Il entend « lui transmettre une protestation ferme concernant l’attaque contre notre navire et exiger des mesures responsables, notamment visant à prévenir toute récidive », a-t-il insisté devant la presse.
Le HMM Namu, battant pavillon panaméen et exploité par l’armateur sud-coréen HMM Co, avait été frappé par « deux appareils non identifiés » le 4 mai, qui ont touché la plaque extérieure du ballast tribord près de la poupe et déclenché un incendie.
Téhéran avait nié toute responsabilité dans l’attaque, son ambassade à Séoul ayant publié sur son site internet une déclaration affirmant qu’elle « rejette fermement et nie catégoriquement toute allégation concernant l’implication » de ses forces.
Les débris du cargo attaqué avaient finalement été transportés mi-mai jusqu’en Corée du Sud pour y être analysés.
Or, « l’analyse technique a conclu que (le type de) projectile non identifié est très probablement un missile alternatif de la série Noor développée en Iran », a affirmé M. Park mercredi.
La navire « a été attaqué par deux aéronefs non identifiés.
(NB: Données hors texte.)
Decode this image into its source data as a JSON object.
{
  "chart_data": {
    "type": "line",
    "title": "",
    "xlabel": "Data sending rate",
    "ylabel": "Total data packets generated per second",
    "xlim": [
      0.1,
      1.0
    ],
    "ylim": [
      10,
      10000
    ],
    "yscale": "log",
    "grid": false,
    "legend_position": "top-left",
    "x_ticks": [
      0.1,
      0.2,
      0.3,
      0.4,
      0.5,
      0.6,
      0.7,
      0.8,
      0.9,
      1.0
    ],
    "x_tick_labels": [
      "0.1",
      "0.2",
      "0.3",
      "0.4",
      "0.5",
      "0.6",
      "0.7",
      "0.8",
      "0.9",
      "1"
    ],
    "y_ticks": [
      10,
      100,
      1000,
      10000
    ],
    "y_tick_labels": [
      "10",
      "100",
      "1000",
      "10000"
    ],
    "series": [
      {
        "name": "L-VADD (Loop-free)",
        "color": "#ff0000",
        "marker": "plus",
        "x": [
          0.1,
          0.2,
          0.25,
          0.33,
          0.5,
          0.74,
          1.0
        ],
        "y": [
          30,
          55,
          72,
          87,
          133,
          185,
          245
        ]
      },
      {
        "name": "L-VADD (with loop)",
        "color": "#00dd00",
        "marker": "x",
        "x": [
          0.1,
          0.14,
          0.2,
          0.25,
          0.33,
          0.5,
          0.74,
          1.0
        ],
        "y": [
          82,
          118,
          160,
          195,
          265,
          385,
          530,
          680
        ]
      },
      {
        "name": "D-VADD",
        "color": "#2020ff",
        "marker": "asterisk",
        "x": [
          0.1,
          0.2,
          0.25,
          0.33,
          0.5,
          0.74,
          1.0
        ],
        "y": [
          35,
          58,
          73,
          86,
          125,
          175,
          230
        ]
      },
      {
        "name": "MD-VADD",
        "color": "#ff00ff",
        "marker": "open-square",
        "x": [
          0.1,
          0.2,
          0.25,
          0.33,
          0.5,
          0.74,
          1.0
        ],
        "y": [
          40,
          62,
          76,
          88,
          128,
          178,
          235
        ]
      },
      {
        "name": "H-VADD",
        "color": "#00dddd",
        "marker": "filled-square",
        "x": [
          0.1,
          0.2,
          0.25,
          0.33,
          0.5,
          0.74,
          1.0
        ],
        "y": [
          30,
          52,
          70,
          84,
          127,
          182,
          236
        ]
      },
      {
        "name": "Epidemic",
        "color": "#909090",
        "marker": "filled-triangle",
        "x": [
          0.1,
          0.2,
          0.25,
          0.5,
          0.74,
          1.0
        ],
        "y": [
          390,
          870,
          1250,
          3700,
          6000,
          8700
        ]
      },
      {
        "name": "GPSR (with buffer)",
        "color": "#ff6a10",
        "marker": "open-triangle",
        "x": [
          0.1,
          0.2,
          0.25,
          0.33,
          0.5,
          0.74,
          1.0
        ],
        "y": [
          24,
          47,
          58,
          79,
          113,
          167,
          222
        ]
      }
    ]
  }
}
La première ogive a été incinérée et la seconde a explosé. Le moteur ressemblait à un turboréacteur iranien, et des pièces portaient des marquages probablement d’un fabricant iranien », a-t-il détaillé.
Quatrième économie d’Asie, la Corée du Sud dépend fortement des importations de carburant en provenance du Golfe, dont la majeure partie transitait par le détroit d’Ormuz avant son blocage depuis fin février en raison du conflit au Moyen-Orient.